Since their debut as Brijean, the project of percussionist/singer-songwriter Brijean Murphy (the percussive
heartbeat for live bands like Mitski, Poolside, and Toro y Moi) and multi-instrumentalist/producer Doug
Stuart has moved with ingenuity, fusing psych-pop abstraction with dancefloor sensibilities. Through the
body and mind, rhythm and lyricism, they make sense of the worlds around and within; 2021’s Feelings
celebrated self-reflection; 2022’s Angelo processed loss, coinciding with the duo’s first headlining tour,
which doubled down on the material’s desire to move. Now, across the playful expanse of Macro, arriving
in 2024 on Ghostly International, Brijean engages different sides of themselves, the paradox of being
alive.
Murphy, an accomplished DJ, session and live player in Oakland’s diverse music scene has emerged as
one of indie’s most in-demand percussionists. In 2018, she began recording songs with multi-
instrumentalist and producer Stuart, who shares a background in jazz and pop in bands such as Bells
Atlas, Meernaa, and Luke Temple. Eventually dubbed Brijean, the project grew out of marathon sessions
at their intimate home-studio. Their first effort, Walkie Talkie (released by Native Cat Recordings in 2019),
found Murphy taking the mic for the first time to deliver dreamy dance tracks that felt home-cooked and
effortlessly chic. Her layered percussion and hypnotic, expressive vocals coupled with Stuart’s production
and harmonic palette evoked shades of disco, ‘90s house, and a sly pop sensibility. ”A smooth,
sumptuous, and soulful record,” said Bandcamp, who helped propel the group’s early following.
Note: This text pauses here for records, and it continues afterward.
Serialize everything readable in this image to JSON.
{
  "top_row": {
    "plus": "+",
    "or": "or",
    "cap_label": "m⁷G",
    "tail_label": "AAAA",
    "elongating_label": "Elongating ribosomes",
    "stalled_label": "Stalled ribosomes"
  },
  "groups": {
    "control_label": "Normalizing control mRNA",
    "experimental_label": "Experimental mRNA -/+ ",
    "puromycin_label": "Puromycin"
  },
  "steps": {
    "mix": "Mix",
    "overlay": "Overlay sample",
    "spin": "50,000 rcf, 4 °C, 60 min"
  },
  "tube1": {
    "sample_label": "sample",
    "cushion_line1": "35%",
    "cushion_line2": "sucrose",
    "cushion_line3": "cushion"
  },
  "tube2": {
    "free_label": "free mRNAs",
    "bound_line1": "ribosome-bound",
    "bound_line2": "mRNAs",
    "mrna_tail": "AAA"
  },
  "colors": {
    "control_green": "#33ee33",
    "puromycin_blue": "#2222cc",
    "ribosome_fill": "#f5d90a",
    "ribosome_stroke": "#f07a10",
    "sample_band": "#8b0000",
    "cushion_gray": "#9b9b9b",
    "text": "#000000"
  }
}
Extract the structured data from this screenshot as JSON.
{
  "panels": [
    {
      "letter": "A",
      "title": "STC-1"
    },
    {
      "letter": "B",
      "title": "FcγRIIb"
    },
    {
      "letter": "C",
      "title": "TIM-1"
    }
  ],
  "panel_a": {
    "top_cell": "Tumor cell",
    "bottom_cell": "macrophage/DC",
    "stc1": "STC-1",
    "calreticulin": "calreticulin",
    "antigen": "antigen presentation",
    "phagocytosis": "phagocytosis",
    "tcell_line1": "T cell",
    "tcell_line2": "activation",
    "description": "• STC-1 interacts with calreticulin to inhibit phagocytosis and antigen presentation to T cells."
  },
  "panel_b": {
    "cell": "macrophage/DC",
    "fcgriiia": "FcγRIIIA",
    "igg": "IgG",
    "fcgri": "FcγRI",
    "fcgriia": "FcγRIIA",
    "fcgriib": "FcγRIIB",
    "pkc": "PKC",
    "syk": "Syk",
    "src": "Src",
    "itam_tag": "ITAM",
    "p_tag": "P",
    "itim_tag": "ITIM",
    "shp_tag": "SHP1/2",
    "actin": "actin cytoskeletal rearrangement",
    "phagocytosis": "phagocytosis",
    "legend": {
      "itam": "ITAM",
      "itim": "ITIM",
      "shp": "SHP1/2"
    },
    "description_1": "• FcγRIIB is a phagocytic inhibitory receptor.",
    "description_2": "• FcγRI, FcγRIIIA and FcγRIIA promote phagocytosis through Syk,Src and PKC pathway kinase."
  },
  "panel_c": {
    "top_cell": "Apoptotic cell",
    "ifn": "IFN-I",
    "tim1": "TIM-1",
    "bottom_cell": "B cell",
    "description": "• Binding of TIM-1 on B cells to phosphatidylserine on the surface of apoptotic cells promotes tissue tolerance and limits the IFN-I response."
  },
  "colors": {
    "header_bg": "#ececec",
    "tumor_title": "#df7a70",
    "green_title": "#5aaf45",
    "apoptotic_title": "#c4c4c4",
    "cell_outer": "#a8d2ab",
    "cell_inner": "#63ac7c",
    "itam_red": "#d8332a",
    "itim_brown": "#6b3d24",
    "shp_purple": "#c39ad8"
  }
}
Murphy’s musical talents are family heirlooms: her father, percussionist and engineer Patrick Murphy,
taught Brijean her first patterns on a pair of congas that she inherited from the late Trinidadian steel drum
legend Vince Charles (of Neil Diamond). Growing up in LA’s Glassell Park, Murphy was raised by a cadre
of honorary aunts and uncles – a deep bench of jazz, Latin and soul musicians in their own rites. This
meant she grew up regaled by musical lore – larger-than-life tales of jazz luminaries, psychedelic trips
and obscure cultural enclaves – sampling some of those family stories and weaving them into her work.
Growing up outside of Chicago, Stuart found his way into jazz clubs and festivals as a teenager,
frequently going to hear Jeff Parker, Fred Anderson, and other members of the AACM. While attending
the University of Michigan, he studied under Detroit jazz royalty, Robert Hurst and Geri Allen. After
college, Stuart became intrigued by the music of J Dilla and Moodymann, and began learning production
and exploring the connections between jazz, house, and hip-hop.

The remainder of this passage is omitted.